During the period in which the Blackwell family owned the house, older victorian-style homes fell out of fashion and simpler colonial styling was preferred. Unfortunately, the home's original porch was removed in the 1920s, and it is likely that much of the original ornamentation which may have adorned the capitals of the porch columns and the railings was discarded. In place of the large porch, the family built a simple gabled portico which was present at the time the house was listed on the National Register in 1986. They also added a sunroom to the South side of the home. In recent years, the expansive front porch has been restored to the home so it more closely resembles its antebellum appearance, though additional restoration is required to complete the task.
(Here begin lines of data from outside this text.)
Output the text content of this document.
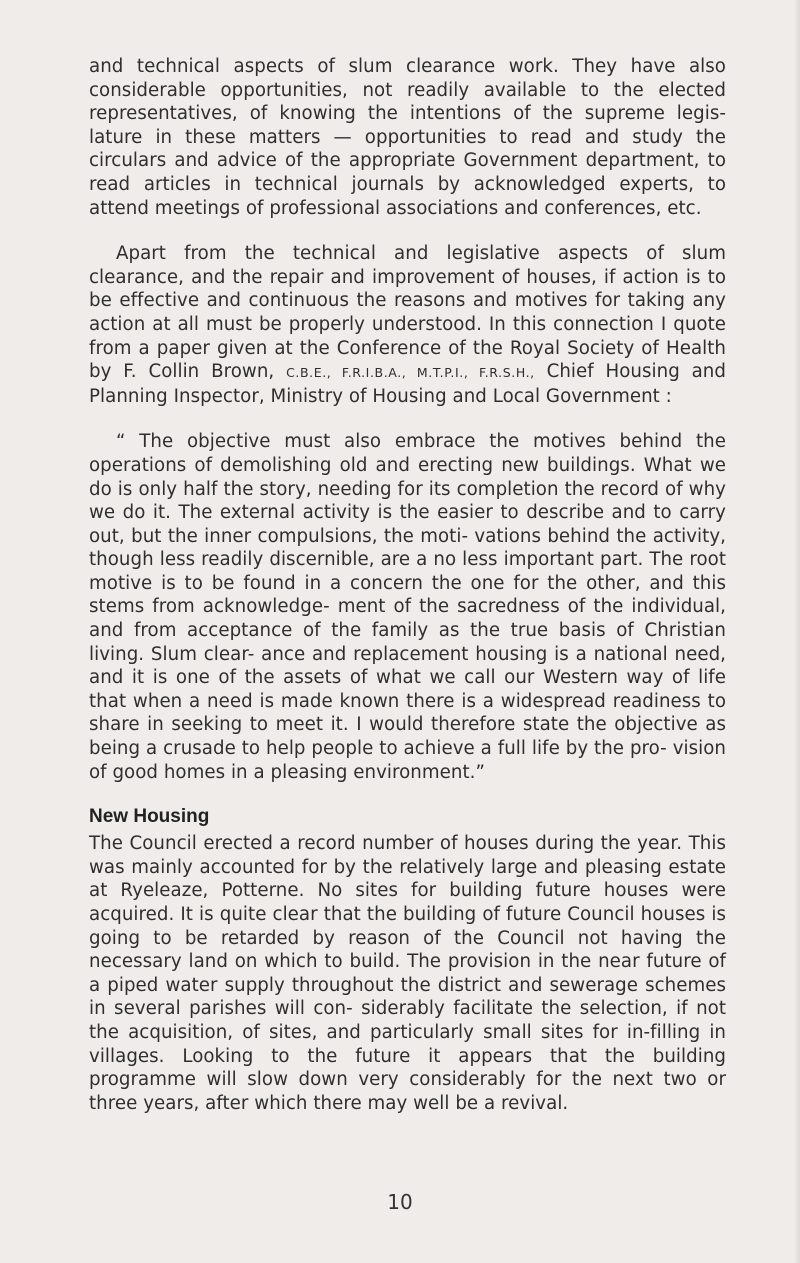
and technical aspects of slum clearance work. They have also considerable opportunities, not readily available to the elected representatives, of knowing the intentions of the supreme legis- lature in these matters — opportunities to read and study the circulars and advice of the appropriate Government department, to read articles in technical journals by acknowledged experts, to attend meetings of professional associations and conferences, etc.

Apart from the technical and legislative aspects of slum clearance, and the repair and improvement of houses, if action is to be effective and continuous the reasons and motives for taking any action at all must be properly understood. In this connection I quote from a paper given at the Conference of the Royal Society of Health by F. Collin Brown, C.B.E., F.R.I.B.A., M.T.P.I., F.R.S.H., Chief Housing and Planning Inspector, Ministry of Housing and Local Government :

“ The objective must also embrace the motives behind the operations of demolishing old and erecting new buildings. What we do is only half the story, needing for its completion the record of why we do it. The external activity is the easier to describe and to carry out, but the inner compulsions, the moti- vations behind the activity, though less readily discernible, are a no less important part. The root motive is to be found in a concern the one for the other, and this stems from acknowledge- ment of the sacredness of the individual, and from acceptance of the family as the true basis of Christian living. Slum clear- ance and replacement housing is a national need, and it is one of the assets of what we call our Western way of life that when a need is made known there is a widespread readiness to share in seeking to meet it. I would therefore state the objective as being a crusade to help people to achieve a full life by the pro- vision of good homes in a pleasing environment.”

New Housing

The Council erected a record number of houses during the year. This was mainly accounted for by the relatively large and pleasing estate at Ryeleaze, Potterne. No sites for building future houses were acquired. It is quite clear that the building of future Council houses is going to be retarded by reason of the Council not having the necessary land on which to build. The provision in the near future of a piped water supply throughout the district and sewerage schemes in several parishes will con- siderably facilitate the selection, if not the acquisition, of sites, and particularly small sites for in-filling in villages. Looking to the future it appears that the building programme will slow down very considerably for the next two or three years, after which there may well be a revival.

10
By 1906, it appears that the home had a kitchen on the southwest corner and a small covered porch which stood just behind the back door of the central hallway. There was also a separate, small dwelling directly behind the house as well a water well and another outbuilding (likely a stable and/or carriage shed) on the north side of the property. By 1912, the entire rear portion of the house had enclosed by an addition with a metal shed roof. This addition was likely added to provide for indoor bathroom facilities. Gone too, by 1912, was the small dwelling, which may have been the original dwelling present when the lot was sold to the Hix family in 1818. Additional study is necessary to determine the nature, location, and age of these separate structures.

While the home's age has not been clearly determined, circumstantial evidence from the property transfer record, architectural features of the home, and contemporary accounts indicate that the house was likely constructed from 1818 to the early 1820s. What is certain is that the home is one of the oldest, and one of the few surviving antebellum structures in the city of Laurens.